Navitas Aktie: 16,50 Prozent Absturz auf 8,60 Euro

Veröffentlicht am: 28.07.2026 um 20:55 Uhr | Redaktion boerse-global.de

Navitas Semiconductor verzeichnet starkes KI-Segment, aber ein Sonderposten von 203 Mio. Dollar drückt die Bilanz tief ins Minus.

Navitas Semiconductor: KI-Wachstum verdeckt hohen Quartalsverlust
Abstrakte Darstellung eines fallenden Aktienmarktes mit dunklen, fallenden geometrischen Formen und dramatischem Licht. Illustration mit AI erstellt übermittelt durch boerse-global.de

Navitas Semiconductor vollzieht den harten Schnitt. Während die Erlöse im KI-Segment kräftig anziehen, drückten Altlasten aus der Börsenvergangenheit das Quartalsergebnis massiv ins Minus. Die Reaktion an den Märkten fiel drakonisch aus.

Der Halbleiterspezialist meldete für das zweite Quartal 2026 einen Umsatz von 10,5 Millionen US-Dollar. Das entspricht einem Plus von 22 Prozent gegenüber dem Vorquartal. Im Jahresvergleich sanken die Erlöse allerdings um 27 Prozent.

Dieser Rückgang hat System. Navitas zieht sich fast vollständig aus dem margenschwachen Geschäft mit Smartphones und einfacher Unterhaltungselektronik zurück. Das Management setzt stattdessen konsequent auf Hochleistungschips für Industrieanwendungen und Rechenzentren.
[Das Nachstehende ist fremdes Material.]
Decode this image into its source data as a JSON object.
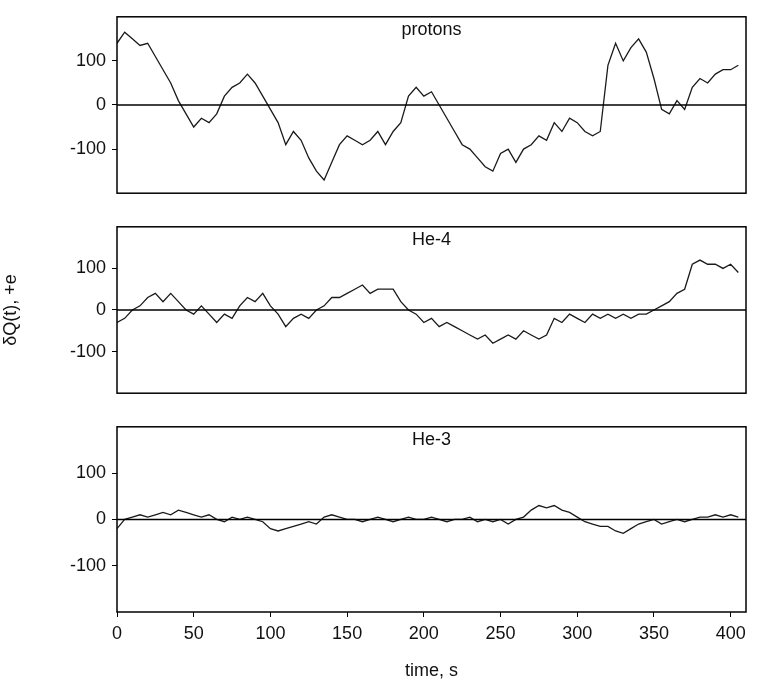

Hoher Verlust durch Altlasten

Ein massiver Sonderposten verhagelte die Bilanz gründlich. Der Nettoverlust nach GAAP-Standard belief sich auf 228,2 Millionen US-Dollar. Hauptgrund war eine unbare Belastung von rund 203 Millionen US-Dollar. Diese resultiert aus der endgültigen Bewertung von Earn-out-Aktien, die noch mit dem Börsengang im Jahr 2021 zusammenhängen.

Ohne diesen Sondereffekt lag der bereinigte Verlust bei 9,3 Millionen US-Dollar. Damit traf das Unternehmen die Erwartungen der Analysten exakt. Parallel dazu verbesserte sich die bereinigte Bruttomarge leicht auf 39,5 Prozent.
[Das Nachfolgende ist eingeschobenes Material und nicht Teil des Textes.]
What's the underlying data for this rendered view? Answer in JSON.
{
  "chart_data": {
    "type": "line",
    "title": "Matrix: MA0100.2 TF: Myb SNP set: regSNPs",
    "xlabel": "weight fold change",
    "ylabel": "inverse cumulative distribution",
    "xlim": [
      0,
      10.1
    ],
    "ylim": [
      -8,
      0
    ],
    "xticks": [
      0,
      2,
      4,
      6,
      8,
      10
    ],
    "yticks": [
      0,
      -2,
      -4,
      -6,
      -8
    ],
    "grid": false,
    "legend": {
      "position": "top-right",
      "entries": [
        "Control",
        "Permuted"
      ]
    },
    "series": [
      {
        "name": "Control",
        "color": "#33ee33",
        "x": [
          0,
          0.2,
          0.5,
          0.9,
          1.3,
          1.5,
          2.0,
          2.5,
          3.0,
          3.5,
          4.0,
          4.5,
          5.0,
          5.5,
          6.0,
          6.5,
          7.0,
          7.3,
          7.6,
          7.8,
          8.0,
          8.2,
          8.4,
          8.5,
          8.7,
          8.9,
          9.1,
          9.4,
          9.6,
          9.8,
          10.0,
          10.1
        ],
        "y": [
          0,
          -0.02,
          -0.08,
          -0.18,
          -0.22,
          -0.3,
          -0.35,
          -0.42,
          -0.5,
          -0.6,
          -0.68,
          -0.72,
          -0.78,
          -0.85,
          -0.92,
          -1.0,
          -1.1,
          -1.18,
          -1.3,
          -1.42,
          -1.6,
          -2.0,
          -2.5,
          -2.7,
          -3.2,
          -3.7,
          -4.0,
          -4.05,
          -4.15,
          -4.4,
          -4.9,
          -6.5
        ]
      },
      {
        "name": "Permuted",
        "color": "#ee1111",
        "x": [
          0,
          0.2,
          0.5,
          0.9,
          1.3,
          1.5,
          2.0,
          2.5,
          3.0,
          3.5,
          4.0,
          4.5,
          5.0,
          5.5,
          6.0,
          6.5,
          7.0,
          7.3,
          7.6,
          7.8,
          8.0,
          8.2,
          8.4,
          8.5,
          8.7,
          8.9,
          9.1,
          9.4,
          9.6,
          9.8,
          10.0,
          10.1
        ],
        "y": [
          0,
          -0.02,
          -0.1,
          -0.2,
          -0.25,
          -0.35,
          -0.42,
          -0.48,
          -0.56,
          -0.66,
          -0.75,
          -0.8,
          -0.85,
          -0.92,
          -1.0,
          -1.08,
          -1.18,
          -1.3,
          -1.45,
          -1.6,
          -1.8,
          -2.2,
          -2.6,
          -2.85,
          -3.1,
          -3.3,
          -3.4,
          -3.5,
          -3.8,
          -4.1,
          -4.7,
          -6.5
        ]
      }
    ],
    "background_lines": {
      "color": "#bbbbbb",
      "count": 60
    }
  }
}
Fokus auf KI-Infrastruktur

Unter dem Schlagwort „Navitas 2.0“ treibt der Konzern die Neuausrichtung voran. Die Nachfrage nach effizienter Stromversorgung in KI-Rechenzentren wächst schnell. Das Segment für Hochleistungsanwendungen legte im Jahresvergleich um mehr als 50 Prozent zu.

Firmenchef Chris Allexandre sieht hier den künftigen Wachstumskern des Geschäfts. Bis Ende 2026 sollen Lösungen für KI-Infrastruktur und Energienetze über ein Drittel des Gesamtumsatzes ausmachen.

Solide Cash-Reserven

Trotz des hohen bilanziellen Verlusts steht das Unternehmen finanziell stabil da. Navitas verfügte zum Quartalsende über rund 557 Millionen US-Dollar an Barmitteln. Zudem ist der Konzern weiterhin schuldenfrei.

Für das dritte Quartal 2026 rechnet die Geschäftsführung mit einer weiteren Beschleunigung des Wachstums. Der Umsatz soll auf etwa 13,5 Millionen US-Dollar steigen. Das entspräche einem Plus von 28 Prozent im Vergleich zum Vorquartal.

Die Aktie verlor am Dienstag dennoch 16,50 Prozent an Wert und schloss bei 8,60 Euro. Mit einem Relative-Stärke-Index (RSI) von 30,8 nähert sich das Papier technisch einer überverkauften Situation an. Das Management erwartet für das kommende Quartal erstmals wieder ein Umsatzwachstum gegenüber dem Vorjahr.